Now
Main entrance, 705 Pike. Let's go in.
Past the FedEx—the guys in there are great, by the way—and there's Espresso Caffé Dior on your right. Past the fountain, if they're open, you'll find Pike Heat on your left, Taco Del Mar on your right, and then The Stamp and Coin Shop, which has been here since the '80s. Bathrooms on the first floor are open to the public—one stall, half-height doors, because that's the one that's open to the public. There's a seating area often roped off "for convention attendees only."
Keep going. Exits to the drop-off area on your left in the tunnel. All the way at the end, a commercial restaurant space. Unlisted on the directory. No name on the door. I've been inside—there's a bar with empty shelves behind it, like the owner skipped town and the bank came for everything but the fixtures. Next to it, the entrance to ACT Theatre—which is wrong on at least three levels. One, it's no longer an entrance, you have to go around. Two, ACT recently merged with Seattle Shakespeare to form Union Arts Center. Third, and this is the biggest wrong of them all, Seattle's theater groups are forced to merge to survive.
At the other end, the exit to Union Street. So if you want to cut through from Pike to Union, you can, and if you like, you can buy rare coins or get a burrito on the way.
Let's double back and take the Galleria escalators up. Second floor: if you head back towards Pike Street, you'll find SCC Admin offices on your right and the North escalators and a seating area on your left. But let's keep going to the third floor, which has the entrance to the parking garage—this is how you get to your car if you parked in the Pike Avenue garage between Terry and 9th. We walked here, so we keep going up to Level 4.
Now we're at the top of the Galleria escalators. To your right, where a Subway used to be—closed for decades. To your left, the Atrium Lobby doors ---always locked unless there's an event--- and the doors to outside, which is Freeway Park.
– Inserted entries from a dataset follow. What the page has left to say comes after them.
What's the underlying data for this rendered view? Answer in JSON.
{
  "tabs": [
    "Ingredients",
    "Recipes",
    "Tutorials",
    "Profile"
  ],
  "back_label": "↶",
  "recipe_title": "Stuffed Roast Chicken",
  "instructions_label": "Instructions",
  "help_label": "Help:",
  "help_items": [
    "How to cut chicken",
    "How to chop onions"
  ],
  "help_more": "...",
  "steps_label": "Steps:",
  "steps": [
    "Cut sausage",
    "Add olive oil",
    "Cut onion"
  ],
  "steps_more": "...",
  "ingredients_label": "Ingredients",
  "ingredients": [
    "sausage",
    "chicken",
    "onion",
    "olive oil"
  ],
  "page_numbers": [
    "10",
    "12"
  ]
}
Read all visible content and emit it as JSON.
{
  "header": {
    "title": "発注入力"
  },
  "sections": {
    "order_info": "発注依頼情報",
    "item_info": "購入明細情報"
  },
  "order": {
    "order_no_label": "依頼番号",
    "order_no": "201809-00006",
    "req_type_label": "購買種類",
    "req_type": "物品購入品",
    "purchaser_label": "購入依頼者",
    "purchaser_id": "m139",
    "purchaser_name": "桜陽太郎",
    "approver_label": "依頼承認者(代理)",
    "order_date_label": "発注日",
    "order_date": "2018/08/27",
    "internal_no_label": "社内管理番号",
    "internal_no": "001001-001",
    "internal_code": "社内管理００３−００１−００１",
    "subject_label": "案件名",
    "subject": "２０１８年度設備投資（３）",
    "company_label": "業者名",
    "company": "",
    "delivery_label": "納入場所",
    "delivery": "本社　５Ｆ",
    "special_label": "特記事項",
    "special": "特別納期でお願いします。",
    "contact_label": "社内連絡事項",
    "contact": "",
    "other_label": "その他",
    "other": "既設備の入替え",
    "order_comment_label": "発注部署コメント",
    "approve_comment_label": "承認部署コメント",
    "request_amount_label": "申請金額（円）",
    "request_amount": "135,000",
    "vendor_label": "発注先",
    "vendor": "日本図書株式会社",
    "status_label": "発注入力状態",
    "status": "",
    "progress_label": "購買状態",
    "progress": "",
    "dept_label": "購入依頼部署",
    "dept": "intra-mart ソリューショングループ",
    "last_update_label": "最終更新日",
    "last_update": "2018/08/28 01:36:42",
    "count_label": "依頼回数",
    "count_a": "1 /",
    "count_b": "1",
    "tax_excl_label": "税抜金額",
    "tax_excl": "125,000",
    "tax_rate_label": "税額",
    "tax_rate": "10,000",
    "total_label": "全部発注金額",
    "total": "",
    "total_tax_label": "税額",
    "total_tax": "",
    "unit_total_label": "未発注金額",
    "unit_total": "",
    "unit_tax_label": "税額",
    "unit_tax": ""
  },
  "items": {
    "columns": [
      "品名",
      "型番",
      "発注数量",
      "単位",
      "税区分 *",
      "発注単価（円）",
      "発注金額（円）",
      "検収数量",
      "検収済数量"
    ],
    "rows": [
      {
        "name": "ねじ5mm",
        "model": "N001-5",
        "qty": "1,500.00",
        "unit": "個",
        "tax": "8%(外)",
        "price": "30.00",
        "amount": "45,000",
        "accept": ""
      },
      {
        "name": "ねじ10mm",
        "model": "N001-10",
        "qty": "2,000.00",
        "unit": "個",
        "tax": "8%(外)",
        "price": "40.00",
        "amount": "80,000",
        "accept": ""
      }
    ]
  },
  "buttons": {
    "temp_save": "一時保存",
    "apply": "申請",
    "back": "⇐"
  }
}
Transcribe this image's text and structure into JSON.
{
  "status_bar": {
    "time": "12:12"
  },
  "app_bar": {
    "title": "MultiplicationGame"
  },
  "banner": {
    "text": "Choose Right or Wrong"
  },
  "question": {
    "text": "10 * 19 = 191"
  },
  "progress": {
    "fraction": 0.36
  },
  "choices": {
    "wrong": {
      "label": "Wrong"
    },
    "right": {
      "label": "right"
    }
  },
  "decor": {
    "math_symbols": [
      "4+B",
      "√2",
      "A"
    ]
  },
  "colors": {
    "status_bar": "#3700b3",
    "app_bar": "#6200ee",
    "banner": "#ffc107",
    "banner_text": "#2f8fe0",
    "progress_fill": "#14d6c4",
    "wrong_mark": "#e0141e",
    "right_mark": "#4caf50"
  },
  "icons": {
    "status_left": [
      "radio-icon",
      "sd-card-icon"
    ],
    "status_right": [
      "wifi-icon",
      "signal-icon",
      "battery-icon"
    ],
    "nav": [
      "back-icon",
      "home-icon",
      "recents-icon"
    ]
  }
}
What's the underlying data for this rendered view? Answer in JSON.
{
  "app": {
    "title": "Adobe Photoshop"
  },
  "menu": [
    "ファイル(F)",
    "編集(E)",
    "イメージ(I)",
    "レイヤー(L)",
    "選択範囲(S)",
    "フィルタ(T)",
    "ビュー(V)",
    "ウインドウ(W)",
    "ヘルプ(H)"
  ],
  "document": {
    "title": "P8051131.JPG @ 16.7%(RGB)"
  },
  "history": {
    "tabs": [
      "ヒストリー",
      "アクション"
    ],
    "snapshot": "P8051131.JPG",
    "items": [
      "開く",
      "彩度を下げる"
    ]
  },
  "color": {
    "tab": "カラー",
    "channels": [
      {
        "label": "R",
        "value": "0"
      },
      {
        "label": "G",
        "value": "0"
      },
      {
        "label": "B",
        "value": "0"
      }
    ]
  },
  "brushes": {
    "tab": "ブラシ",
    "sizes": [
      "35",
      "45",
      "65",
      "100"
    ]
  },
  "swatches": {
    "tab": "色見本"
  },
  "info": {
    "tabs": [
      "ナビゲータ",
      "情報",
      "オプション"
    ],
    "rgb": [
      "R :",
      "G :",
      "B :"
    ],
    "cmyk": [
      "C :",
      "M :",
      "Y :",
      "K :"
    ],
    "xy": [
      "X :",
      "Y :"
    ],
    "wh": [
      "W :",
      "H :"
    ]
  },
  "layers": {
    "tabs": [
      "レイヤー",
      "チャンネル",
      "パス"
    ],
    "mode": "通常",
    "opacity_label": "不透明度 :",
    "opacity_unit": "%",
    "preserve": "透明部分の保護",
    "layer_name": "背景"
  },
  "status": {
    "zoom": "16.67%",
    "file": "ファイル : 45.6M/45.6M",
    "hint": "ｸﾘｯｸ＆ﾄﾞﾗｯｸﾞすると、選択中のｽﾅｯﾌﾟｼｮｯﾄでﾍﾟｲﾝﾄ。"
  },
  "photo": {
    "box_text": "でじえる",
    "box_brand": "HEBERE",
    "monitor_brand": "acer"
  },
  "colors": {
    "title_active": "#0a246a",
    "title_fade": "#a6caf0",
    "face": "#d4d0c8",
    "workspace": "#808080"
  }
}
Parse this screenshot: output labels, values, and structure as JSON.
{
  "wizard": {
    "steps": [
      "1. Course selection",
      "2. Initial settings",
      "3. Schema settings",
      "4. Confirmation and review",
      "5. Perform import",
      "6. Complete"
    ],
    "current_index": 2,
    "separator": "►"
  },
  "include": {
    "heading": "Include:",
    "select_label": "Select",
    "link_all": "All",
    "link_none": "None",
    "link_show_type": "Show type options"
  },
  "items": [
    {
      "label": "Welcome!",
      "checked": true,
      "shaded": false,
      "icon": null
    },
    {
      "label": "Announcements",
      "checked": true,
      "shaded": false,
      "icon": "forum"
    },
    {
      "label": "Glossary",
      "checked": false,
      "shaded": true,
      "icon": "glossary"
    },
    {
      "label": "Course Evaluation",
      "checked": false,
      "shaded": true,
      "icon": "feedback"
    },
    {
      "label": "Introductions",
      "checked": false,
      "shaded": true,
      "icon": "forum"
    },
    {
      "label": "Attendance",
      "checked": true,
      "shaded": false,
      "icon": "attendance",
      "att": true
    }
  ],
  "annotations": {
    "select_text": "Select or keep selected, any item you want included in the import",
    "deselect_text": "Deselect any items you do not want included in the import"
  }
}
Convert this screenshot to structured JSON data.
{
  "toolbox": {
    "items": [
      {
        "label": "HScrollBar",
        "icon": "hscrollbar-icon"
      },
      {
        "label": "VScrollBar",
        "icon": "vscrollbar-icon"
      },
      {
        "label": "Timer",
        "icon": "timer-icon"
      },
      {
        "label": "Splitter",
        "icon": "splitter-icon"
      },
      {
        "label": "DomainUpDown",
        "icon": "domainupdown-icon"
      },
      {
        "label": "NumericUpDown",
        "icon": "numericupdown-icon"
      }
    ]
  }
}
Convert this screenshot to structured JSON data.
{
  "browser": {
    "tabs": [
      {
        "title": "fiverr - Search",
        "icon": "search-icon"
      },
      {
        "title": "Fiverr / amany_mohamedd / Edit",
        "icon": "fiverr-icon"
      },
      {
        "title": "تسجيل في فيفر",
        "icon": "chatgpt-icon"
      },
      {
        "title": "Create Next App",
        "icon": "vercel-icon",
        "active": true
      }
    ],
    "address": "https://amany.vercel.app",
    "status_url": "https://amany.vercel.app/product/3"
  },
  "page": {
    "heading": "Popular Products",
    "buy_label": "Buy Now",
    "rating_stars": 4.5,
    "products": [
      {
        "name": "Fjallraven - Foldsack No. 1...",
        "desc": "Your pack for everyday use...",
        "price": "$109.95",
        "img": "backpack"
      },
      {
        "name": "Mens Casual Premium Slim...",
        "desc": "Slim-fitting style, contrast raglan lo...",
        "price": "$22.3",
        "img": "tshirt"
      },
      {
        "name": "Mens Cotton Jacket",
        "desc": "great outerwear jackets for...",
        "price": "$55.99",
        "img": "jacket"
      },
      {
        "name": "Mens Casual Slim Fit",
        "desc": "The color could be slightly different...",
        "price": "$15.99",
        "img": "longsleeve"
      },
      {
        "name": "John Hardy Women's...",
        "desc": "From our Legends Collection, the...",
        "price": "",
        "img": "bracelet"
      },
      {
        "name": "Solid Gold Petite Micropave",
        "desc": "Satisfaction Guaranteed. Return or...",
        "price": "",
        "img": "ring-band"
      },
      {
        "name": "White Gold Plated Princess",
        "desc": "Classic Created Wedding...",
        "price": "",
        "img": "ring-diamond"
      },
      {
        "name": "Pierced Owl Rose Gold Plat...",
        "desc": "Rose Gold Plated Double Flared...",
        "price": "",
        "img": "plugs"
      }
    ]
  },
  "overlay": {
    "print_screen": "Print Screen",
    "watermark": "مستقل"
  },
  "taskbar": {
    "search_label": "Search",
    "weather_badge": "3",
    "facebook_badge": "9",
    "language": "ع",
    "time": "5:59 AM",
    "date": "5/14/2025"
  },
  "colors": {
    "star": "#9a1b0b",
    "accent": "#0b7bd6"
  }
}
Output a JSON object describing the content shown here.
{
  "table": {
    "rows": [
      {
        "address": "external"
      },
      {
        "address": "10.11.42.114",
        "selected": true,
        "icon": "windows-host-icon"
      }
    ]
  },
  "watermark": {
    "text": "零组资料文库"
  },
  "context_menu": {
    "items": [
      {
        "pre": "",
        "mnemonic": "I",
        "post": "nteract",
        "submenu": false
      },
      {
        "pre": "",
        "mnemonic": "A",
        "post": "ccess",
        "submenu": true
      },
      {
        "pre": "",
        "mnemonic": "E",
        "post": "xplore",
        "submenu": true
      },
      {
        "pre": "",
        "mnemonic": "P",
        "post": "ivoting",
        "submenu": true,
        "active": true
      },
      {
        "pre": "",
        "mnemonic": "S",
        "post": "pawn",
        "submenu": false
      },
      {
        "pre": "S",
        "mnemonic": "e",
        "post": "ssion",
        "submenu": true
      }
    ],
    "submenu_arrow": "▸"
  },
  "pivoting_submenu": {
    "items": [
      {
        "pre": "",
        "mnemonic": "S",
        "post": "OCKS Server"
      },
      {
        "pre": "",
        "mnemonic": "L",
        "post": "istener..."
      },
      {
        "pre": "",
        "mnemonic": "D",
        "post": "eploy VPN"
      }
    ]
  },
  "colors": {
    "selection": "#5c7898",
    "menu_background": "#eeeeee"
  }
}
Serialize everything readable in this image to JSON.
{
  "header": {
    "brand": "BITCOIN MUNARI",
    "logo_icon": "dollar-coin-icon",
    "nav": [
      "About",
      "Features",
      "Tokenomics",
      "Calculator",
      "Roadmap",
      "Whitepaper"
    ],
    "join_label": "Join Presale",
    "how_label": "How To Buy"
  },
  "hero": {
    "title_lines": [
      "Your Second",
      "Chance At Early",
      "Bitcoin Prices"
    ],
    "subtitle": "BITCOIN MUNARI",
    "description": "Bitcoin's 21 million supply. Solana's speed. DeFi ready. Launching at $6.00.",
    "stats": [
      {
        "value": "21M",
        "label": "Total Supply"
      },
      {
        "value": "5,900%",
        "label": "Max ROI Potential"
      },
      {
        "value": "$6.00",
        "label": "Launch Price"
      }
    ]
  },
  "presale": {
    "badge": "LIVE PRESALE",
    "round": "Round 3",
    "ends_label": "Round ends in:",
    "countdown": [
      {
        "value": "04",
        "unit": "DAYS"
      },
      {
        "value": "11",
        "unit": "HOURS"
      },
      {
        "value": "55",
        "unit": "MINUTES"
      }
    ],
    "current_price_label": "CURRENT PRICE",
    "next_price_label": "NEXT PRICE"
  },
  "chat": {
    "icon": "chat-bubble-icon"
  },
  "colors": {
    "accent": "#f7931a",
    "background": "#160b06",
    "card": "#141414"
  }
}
If you're allowed into the Atrium Lobby, you're either directed up another set of extra-long escalators to the sixth floor, or into the Atrium itself, which opens to the 4A and 4B exhibition hall entrances. The Atrium is a big open space that usually holds registration desks. You register in the Atrium, we check your badge, you enter the hall.
But there's nothing going on today. So all we can do is look at the locked Atrium doors and head back down on the same escalators that brought us up. On the way out, let's peek at the Visit Seattle welcome booth. No event today, so it's unstaffed. You can pick up a brochure, though.
Thank you for your visit.
Status Quo
You just walked through a building that has almost nothing happening on any given weekday. The ghostly shell of a restaurant, an unused space that was once a Subway counter, a roped-off seating area, an unstaffed welcome booth. Five floors of meeting space and exhibition halls and ballrooms and a theater entrance, all of it clean and lit and maintained and most days empty.
The people on the second floor in the SCC administrative offices see the same building you just saw, and they also see the numbers.
When the Summit opened, revenue went up 58 percent and expenses went up 103 percent.30 Reserves have dropped from over $200 million to $25 million. The CEO calls the situation "fragile."11 The full breakdown is here →
The people down the hall know these numbers better than we do. And in September 2024, the board hired Jennifer LeMaster — not from another convention center, but from the Georgia World Congress Center, which operates a combined convention, stadium, and hotel campus.31 The board didn't hire a convention center operator. They hired the person you bring in when you've decided the convention center model isn't enough anymore.
Three months later, the SCC announced a search for a VP of Commercial Strategies with "a proven track record of diversifying and driving revenue growth," and a 2026 Campus Master Plan for both buildings.32 Before that plan gets locked in, we should talk about a different idea for what this building could become.
Seattle Commons
The city takes over operations of the Arch. The SCC retains access for the days it needs it — conventions that require both buildings, the handful of bookings that still need the Arch's exhibition halls. The rest of the year, the building is open. A public commons, operated by Seattle Center, programmed for the city, seven days a week. The 800 Pike building at 8th and Pike is the natural front door.
The contracts, the staff, the operator, and the bond structure are all covered in the Operational Plan. The short version: the bonds are secured by lodging tax, not by the buildings — separating the Arch from the PFD doesn't impair the bondholders. The Aramark food contract is a 2025 agreement not up for board review until at least 2029 — a constraint to design around, not a near-term opening; the timing is set by the debt, not the catering contract. And Seattle Center already does this job — the Armory, McCaw Hall, KEXP, MoPOP — it just needs a bigger building to open.